A maior área homologada, a Terra Indígena Kaxuyana-Tunayana, possui 2,18 milhões de hectares e se estende pelos municípios de Faro e Oriximiná, no Pará, alcançando também Nhamundá. O território, habitado por povos isolados, teve seu processo de demarcação acelerado após acordo firmado entre a Funai e o Instituto Iepé.
Outras áreas do estado foram afetadas por aprovações divulgadas na conferência. Entre elas está a TI Aracá-Padauiri, com mais de 3,3 milhões de hectares nos municípios de Barcelos e Santa Isabel do Rio Negro, destinada a povos Baré, Baniwa, Tukano, Piratapuia, Tuyuka, Desana, Tariane, Yanomami e outros grupos presentes na região do rio Negro.
As medidas reacenderam um debate sensível na região. Operadores de pesca esportiva e grupos de pescadores manifestaram indignação em redes e aplicativos de mensagens após constatarem que alguns dos trechos mais valorizados e piscosos para a pesca de tucunaré — em Barcelos e Santa Isabel — foram incluídos nos novos perímetros delimitados. Eles temem restrições às atividades turísticas e impactos econômicos imediatos para os municípios.

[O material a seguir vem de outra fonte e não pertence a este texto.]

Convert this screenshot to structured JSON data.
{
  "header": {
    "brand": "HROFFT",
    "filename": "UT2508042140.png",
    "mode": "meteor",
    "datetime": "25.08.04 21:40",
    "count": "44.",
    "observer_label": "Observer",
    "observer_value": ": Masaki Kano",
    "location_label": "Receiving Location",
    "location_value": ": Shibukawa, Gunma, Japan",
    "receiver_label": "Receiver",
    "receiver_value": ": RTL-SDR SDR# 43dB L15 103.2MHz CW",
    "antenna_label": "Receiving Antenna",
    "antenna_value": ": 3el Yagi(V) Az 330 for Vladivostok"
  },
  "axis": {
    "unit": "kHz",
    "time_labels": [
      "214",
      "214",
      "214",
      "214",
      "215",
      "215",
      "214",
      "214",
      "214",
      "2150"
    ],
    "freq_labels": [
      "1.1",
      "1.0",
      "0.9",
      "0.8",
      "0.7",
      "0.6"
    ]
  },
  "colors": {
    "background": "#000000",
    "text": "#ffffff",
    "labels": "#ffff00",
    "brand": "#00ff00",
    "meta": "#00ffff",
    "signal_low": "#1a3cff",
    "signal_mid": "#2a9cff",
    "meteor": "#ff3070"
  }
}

Embora grande parte das homologações anunciadas na COP30 se concentre no Mato Grosso — estado onde o agronegócio exerce forte influência e concentra a maior parte das novas áreas reconhecidas —, o Amazonas também recebeu portarias declaratórias, como a TI Vista Alegre, do povo Mura. No total, o MJSP assinou dez portarias durante o encontro.
Segundo o governo federal, a demarcação de Terras Indígenas é considerada estratégia central de mitigação climática, já que esses territórios abrigam as maiores áreas preservadas de biodiversidade do país. Por isso, o tema deve integrar as metas climáticas (NDCs) a partir de 2026.
Além das homologações e portarias, a Funai apresentou novas reservas indígenas, criação de grupos técnicos e restrições de uso em áreas sensíveis. Desde o início da atual gestão, 20 Terras Indígenas foram homologadas — número superior ao registrado em toda a década anterior ao Ministério dos Povos Indígenas.
As decisões anunciadas na COP30 têm sido comemoradas por lideranças indígenas, mas também provocam apreensão em setores que dependem da pesca esportiva e de atividades extrativistas no Amazonas, especialmente na região do rio Negro, onde as novas delimitações já geram questionamentos e preocupações sobre o futuro econômico local.